Joan Chittister and Rowan Williams write in their book, Uncommon Gratitude: Alleluia for All That Is, that doubt is something for which we should give profound thanks. For as they write:
There is simply a point in life when reason fails to satisfy our awareness of what is clearly unreasonable and clearly real at the same time; like love and self-sacrifice and trust and good. Data does not exist to explain these unexplainable things. Then only the doubt that opens our hearts to what we cannot comprehend, only the doubt that makes us rabidly pursue the truth, only the doubt that moves us beyond complacency, only the doubt that corrects mythologies not worthy of faith can lead us to the purer air of spiritual truth. Then we are ready to move beyond the senses into the mystical, where faith shows us those penetrating truths the eye cannot see. (p. 17)
To be sure, doubt is not comfortable, and depending on the circumstances can be downright terrifying. And yet, for me, it’s only when I’ve allowed myself to stand still in my own doubt that I have discovered answers and meaning and hope again.
And as easy as this sounds, it often leaves scars on us, and we do sometimes recognize one another by our scars. Thomas thought he needed to see and touch his scars to be certain it was Jesus. In his quest for the truth he was not afraid to ask the hard questions which led him to an ever deeper faith. But, in the end, as the story is passed on, he didn’t need what he asked for. When Jesus simply stood right before him Thomas was able to embrace the truth of who Jesus is with all of his being. The scars told part of the story, but only part of it, it seems. I wonder though. Would Thomas have gotten to that point if he hadn’t asked the questions, if he hadn’t ‘doubted’ first?

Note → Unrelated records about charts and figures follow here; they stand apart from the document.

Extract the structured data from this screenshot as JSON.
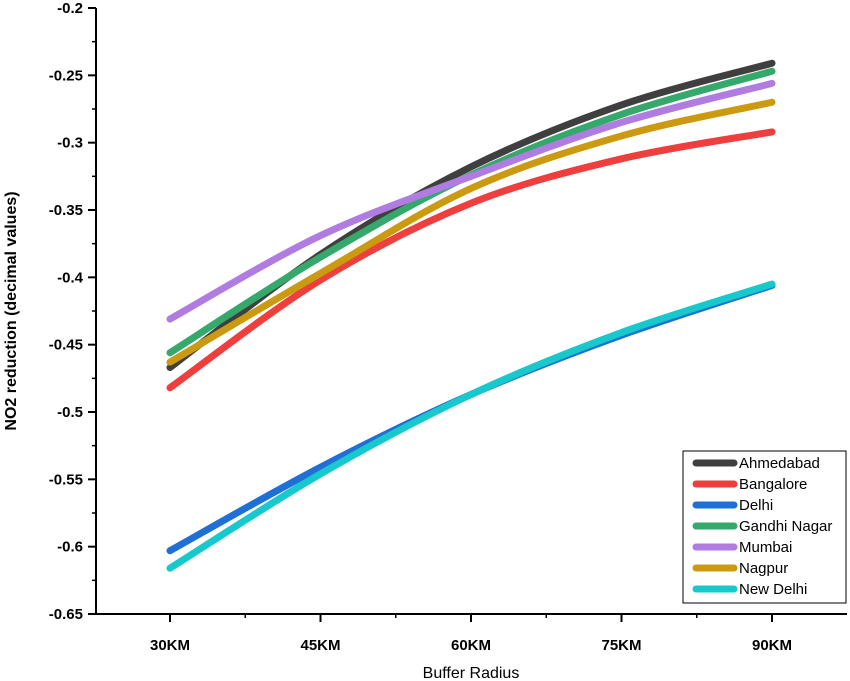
{
  "chart_data": {
    "type": "line",
    "xlabel": "Buffer Radius",
    "ylabel": "NO2 reduction (decimal values)",
    "categories": [
      "30KM",
      "45KM",
      "60KM",
      "75KM",
      "90KM"
    ],
    "yticks": [
      "-0.2",
      "-0.25",
      "-0.3",
      "-0.35",
      "-0.4",
      "-0.45",
      "-0.5",
      "-0.55",
      "-0.6",
      "-0.65"
    ],
    "ylim": [
      -0.65,
      -0.2
    ],
    "grid": false,
    "legend_position": "bottom-right",
    "series": [
      {
        "name": "Ahmedabad",
        "color": "#3f3f3f",
        "values": [
          -0.467,
          -0.383,
          -0.318,
          -0.272,
          -0.241
        ]
      },
      {
        "name": "Bangalore",
        "color": "#ee3e3e",
        "values": [
          -0.482,
          -0.402,
          -0.345,
          -0.312,
          -0.292
        ]
      },
      {
        "name": "Delhi",
        "color": "#1e6fd6",
        "values": [
          -0.603,
          -0.541,
          -0.487,
          -0.443,
          -0.406
        ]
      },
      {
        "name": "Gandhi Nagar",
        "color": "#35a86b",
        "values": [
          -0.456,
          -0.385,
          -0.324,
          -0.279,
          -0.247
        ]
      },
      {
        "name": "Mumbai",
        "color": "#b07ce2",
        "values": [
          -0.431,
          -0.369,
          -0.325,
          -0.285,
          -0.256
        ]
      },
      {
        "name": "Nagpur",
        "color": "#cc9a10",
        "values": [
          -0.463,
          -0.397,
          -0.334,
          -0.295,
          -0.27
        ]
      },
      {
        "name": "New Delhi",
        "color": "#17c9cc",
        "values": [
          -0.616,
          -0.546,
          -0.487,
          -0.441,
          -0.405
        ]
      }
    ]
  }
}
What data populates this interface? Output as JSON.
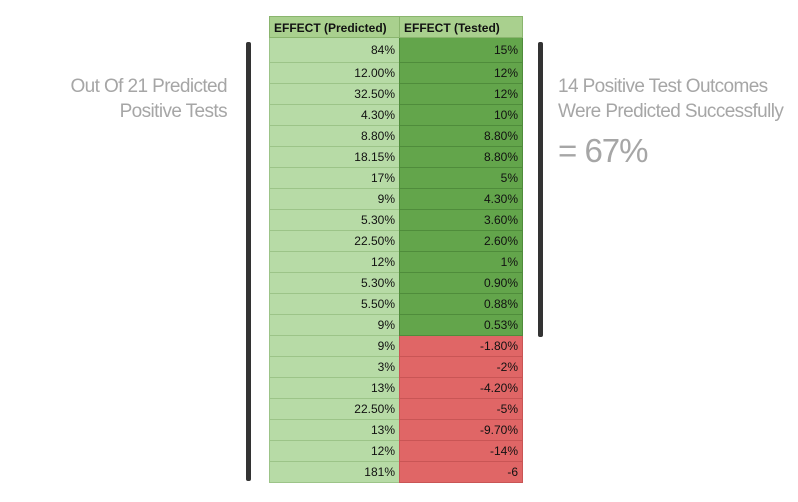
{
  "header": {
    "columns": [
      "EFFECT (Predicted)",
      "EFFECT (Tested)"
    ]
  },
  "table": {
    "rows": [
      [
        "84%",
        "15%"
      ],
      [
        "12.00%",
        "12%"
      ],
      [
        "32.50%",
        "12%"
      ],
      [
        "4.30%",
        "10%"
      ],
      [
        "8.80%",
        "8.80%"
      ],
      [
        "18.15%",
        "8.80%"
      ],
      [
        "17%",
        "5%"
      ],
      [
        "9%",
        "4.30%"
      ],
      [
        "5.30%",
        "3.60%"
      ],
      [
        "22.50%",
        "2.60%"
      ],
      [
        "12%",
        "1%"
      ],
      [
        "5.30%",
        "0.90%"
      ],
      [
        "5.50%",
        "0.88%"
      ],
      [
        "9%",
        "0.53%"
      ],
      [
        "9%",
        "-1.80%"
      ],
      [
        "3%",
        "-2%"
      ],
      [
        "13%",
        "-4.20%"
      ],
      [
        "22.50%",
        "-5%"
      ],
      [
        "13%",
        "-9.70%"
      ],
      [
        "12%",
        "-14%"
      ],
      [
        "181%",
        "-6"
      ]
    ]
  },
  "left_note": {
    "lines": [
      "Out Of 21 Predicted",
      "Positive Tests"
    ]
  },
  "right_note": {
    "lines": [
      "14 Positive Test Outcomes",
      "Were Predicted Successfully"
    ],
    "result": "= 67%"
  }
}
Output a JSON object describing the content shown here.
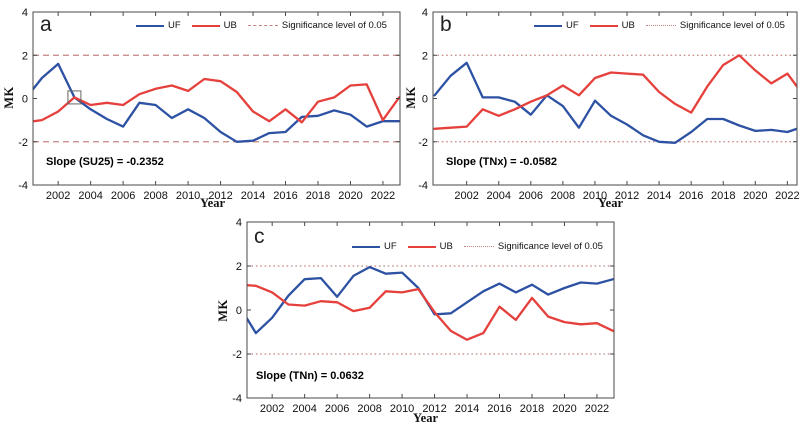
{
  "colors": {
    "uf": "#2d51a3",
    "ub": "#e5403c",
    "significance": "#c58383",
    "frame": "#4a4a4a",
    "text": "#111111"
  },
  "legend": {
    "uf": "UF",
    "ub": "UB",
    "significance": "Significance level of 0.05"
  },
  "axes": {
    "x_label": "Year",
    "y_label": "MK",
    "y_ticks": [
      4,
      2,
      0,
      -2,
      -4
    ],
    "x_ticks": [
      2002,
      2004,
      2006,
      2008,
      2010,
      2012,
      2014,
      2016,
      2018,
      2020,
      2022
    ]
  },
  "chart_data": [
    {
      "type": "line",
      "panel": "a",
      "slope_text": "Slope (SU25) = -0.2352",
      "sig_linestyle": "dashed",
      "significance_lines": [
        2,
        -2
      ],
      "ylim": [
        -4,
        4
      ],
      "x": [
        2000,
        2001,
        2002,
        2003,
        2004,
        2005,
        2006,
        2007,
        2008,
        2009,
        2010,
        2011,
        2012,
        2013,
        2014,
        2015,
        2016,
        2017,
        2018,
        2019,
        2020,
        2021,
        2022,
        2023
      ],
      "series": [
        {
          "name": "UF",
          "values": [
            0.0,
            0.95,
            1.6,
            0.05,
            -0.5,
            -0.95,
            -1.3,
            -0.2,
            -0.3,
            -0.9,
            -0.5,
            -0.9,
            -1.55,
            -2.0,
            -1.95,
            -1.6,
            -1.55,
            -0.85,
            -0.8,
            -0.55,
            -0.75,
            -1.3,
            -1.05,
            -1.05
          ]
        },
        {
          "name": "UB",
          "values": [
            -1.1,
            -1.0,
            -0.6,
            0.05,
            -0.3,
            -0.2,
            -0.3,
            0.2,
            0.45,
            0.6,
            0.35,
            0.9,
            0.8,
            0.3,
            -0.6,
            -1.05,
            -0.5,
            -1.1,
            -0.15,
            0.05,
            0.6,
            0.65,
            -1.0,
            0.05
          ]
        }
      ],
      "highlight_box": {
        "year": 2003,
        "value": 0.05
      }
    },
    {
      "type": "line",
      "panel": "b",
      "slope_text": "Slope (TNx) = -0.0582",
      "sig_linestyle": "dotted",
      "significance_lines": [
        2,
        -2
      ],
      "ylim": [
        -4,
        4
      ],
      "x": [
        2000,
        2001,
        2002,
        2003,
        2004,
        2005,
        2006,
        2007,
        2008,
        2009,
        2010,
        2011,
        2012,
        2013,
        2014,
        2015,
        2016,
        2017,
        2018,
        2019,
        2020,
        2021,
        2022,
        2023
      ],
      "series": [
        {
          "name": "UF",
          "values": [
            0.15,
            1.05,
            1.65,
            0.05,
            0.05,
            -0.15,
            -0.75,
            0.15,
            -0.35,
            -1.35,
            -0.1,
            -0.8,
            -1.2,
            -1.7,
            -2.0,
            -2.05,
            -1.55,
            -0.95,
            -0.95,
            -1.25,
            -1.5,
            -1.45,
            -1.55,
            -1.3
          ]
        },
        {
          "name": "UB",
          "values": [
            -1.4,
            -1.35,
            -1.3,
            -0.5,
            -0.8,
            -0.5,
            -0.15,
            0.15,
            0.6,
            0.15,
            0.95,
            1.2,
            1.15,
            1.1,
            0.3,
            -0.25,
            -0.65,
            0.55,
            1.55,
            2.0,
            1.3,
            0.7,
            1.15,
            0.15
          ]
        }
      ],
      "highlight_box": null
    },
    {
      "type": "line",
      "panel": "c",
      "slope_text": "Slope (TNn) = 0.0632",
      "sig_linestyle": "dotted",
      "significance_lines": [
        2,
        -2
      ],
      "ylim": [
        -4,
        4
      ],
      "x": [
        2000,
        2001,
        2002,
        2003,
        2004,
        2005,
        2006,
        2007,
        2008,
        2009,
        2010,
        2011,
        2012,
        2013,
        2014,
        2015,
        2016,
        2017,
        2018,
        2019,
        2020,
        2021,
        2022,
        2023
      ],
      "series": [
        {
          "name": "UF",
          "values": [
            0.15,
            -1.05,
            -0.35,
            0.65,
            1.4,
            1.45,
            0.6,
            1.55,
            1.95,
            1.65,
            1.7,
            1.0,
            -0.2,
            -0.15,
            0.35,
            0.85,
            1.2,
            0.8,
            1.15,
            0.7,
            1.0,
            1.25,
            1.2,
            1.4
          ]
        },
        {
          "name": "UB",
          "values": [
            1.15,
            1.1,
            0.8,
            0.25,
            0.2,
            0.4,
            0.35,
            -0.05,
            0.1,
            0.85,
            0.8,
            0.95,
            -0.1,
            -0.95,
            -1.35,
            -1.05,
            0.15,
            -0.45,
            0.55,
            -0.3,
            -0.55,
            -0.65,
            -0.6,
            -0.95
          ]
        }
      ],
      "highlight_box": null
    }
  ]
}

One of our brothers who often gets his metaphors mixed, once famously said about something: ‘I will see it when I believe it!” It seems to me this is what Jesus had in mind when he showed his wounds to Thomas.

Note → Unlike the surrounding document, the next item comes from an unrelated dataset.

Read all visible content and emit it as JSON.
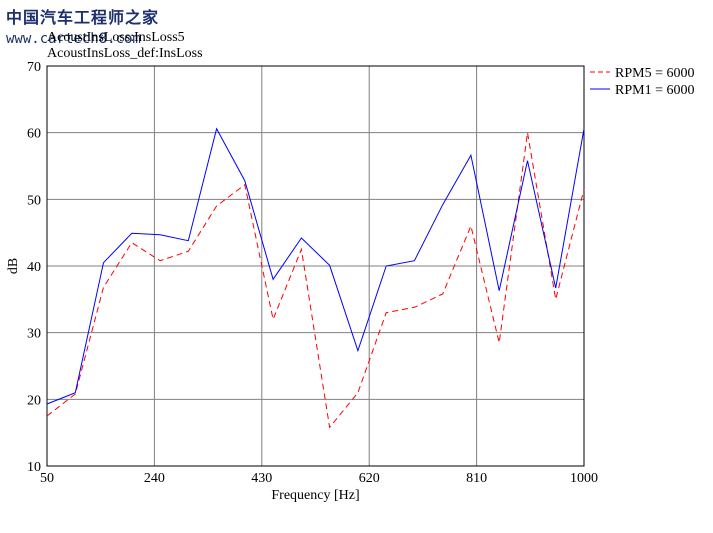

In what John writes, he doesn’t care what we see with our eyes; he wants us to see with our inner eye who Jesus really is. He wants us to see with our hearts.
So, let us look at and see Jesus with our hearts and show that Jesus to the world. Amen
With thanks to David Lose and others.
1 thought on “Sermon for the Second Sunday of Easter – Thomas the Realist, by Br Daniel”
Daniel, Thank you so much for giving renewed blessing to doubting, something I struggle with just below the surface of my faith confessions. And it ties in, for me, with Roger’s blessing of “longing”. I see longing also as a struggle with doubts, longing for reassurance of “The Truth”, hoping my faith confessions are rooted in The Truth, continually embracing but not empowering my doubts. As with longing, doubting is a gift from God and a reaching for God. What a beautiful reassurance in this Eastertide!!